In the case of a recourse loan, in addition to the potential income and gain resulting from the sale for value, there also may be cancellation of indebtedness income if the debt exceeds the value of the property. Cancellation of indebtedness income is taxed at ordinary income rates, but there are several temporary exceptions. For example, you can exclude cancellation of indebtedness income if the debt is discharged in bankruptcy, to the extent the borrower is insolvent, or in certain situations related to qualified real property business indebtedness. Note that the exception for real property business indebtedness is generally available for rental real estate and other income-producing property, but typically is not available for property held for sale such as a residential development.

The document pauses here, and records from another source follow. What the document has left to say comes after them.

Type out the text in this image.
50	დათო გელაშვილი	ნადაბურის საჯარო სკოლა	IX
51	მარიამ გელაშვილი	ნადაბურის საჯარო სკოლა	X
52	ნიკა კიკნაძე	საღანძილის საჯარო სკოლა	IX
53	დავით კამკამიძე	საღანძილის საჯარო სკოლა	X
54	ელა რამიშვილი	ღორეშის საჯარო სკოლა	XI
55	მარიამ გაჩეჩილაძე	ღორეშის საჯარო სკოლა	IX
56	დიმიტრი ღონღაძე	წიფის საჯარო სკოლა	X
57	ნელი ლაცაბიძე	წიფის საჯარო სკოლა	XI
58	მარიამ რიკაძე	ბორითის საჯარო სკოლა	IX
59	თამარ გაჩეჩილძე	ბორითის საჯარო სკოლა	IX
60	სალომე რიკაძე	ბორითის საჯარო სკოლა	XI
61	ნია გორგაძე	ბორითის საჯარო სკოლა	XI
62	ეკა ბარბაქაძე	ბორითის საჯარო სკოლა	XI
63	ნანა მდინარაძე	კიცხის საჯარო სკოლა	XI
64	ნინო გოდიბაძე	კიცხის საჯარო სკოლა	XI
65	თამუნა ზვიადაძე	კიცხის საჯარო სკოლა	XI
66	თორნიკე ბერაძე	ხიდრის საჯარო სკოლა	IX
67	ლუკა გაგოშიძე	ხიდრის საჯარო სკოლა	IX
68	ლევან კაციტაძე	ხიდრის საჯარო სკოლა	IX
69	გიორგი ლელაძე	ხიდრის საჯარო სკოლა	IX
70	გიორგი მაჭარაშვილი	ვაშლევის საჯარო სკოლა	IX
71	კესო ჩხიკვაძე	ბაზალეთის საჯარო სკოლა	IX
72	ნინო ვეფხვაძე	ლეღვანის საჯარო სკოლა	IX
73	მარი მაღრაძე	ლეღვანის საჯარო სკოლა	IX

Lastly, note that for non-commercial properties, the Mortgage Debt Relief Act of 2007 generally allows taxpayers to exclude income from the discharge of debt on their principal residence.
If the borrower afterwards files for bankruptcy, then in certain circumstances the conveyance of the property back to the lender could be disallowed. The two main issues to be concerned about with respect to bankruptcy after a deed-in-lieu are preferential transfers and fraudulent conveyances.
Section 548 of the Bankruptcy Code provides that fraudulent conveyances may be set aside if made within the statutorily proscribed timeframes. To be deemed fraudulent, a transfer must be made for less than the reasonable equivalent value and if the borrower meets certain tests of insolvency.
Under Section 547 of the Bankruptcy Code, preferential transfers within ninety days of the date of bankruptcy filing may be set aside. Further, preferential transfers from insiders who had reasonable cause to believe the debtor was insolvent may be set aside if it is made between ninety days and one years prior to the date of filing of the bankruptcy petition. A preferential transfer is a transfer from an insolvent debtor that is made for the benefit of a creditor, providing the creditor to receive more than it would have received in a Chapter 7 liquidation if the transfer had not been made. To prevent the transfer from being voided by the bankruptcy trustee, the lender must show that the lender did not receive more than it would have been entitled to under a Chapter 7 liquidation because the fair market value of the property conveyed is less than the outstanding indebtedness owed to the lender.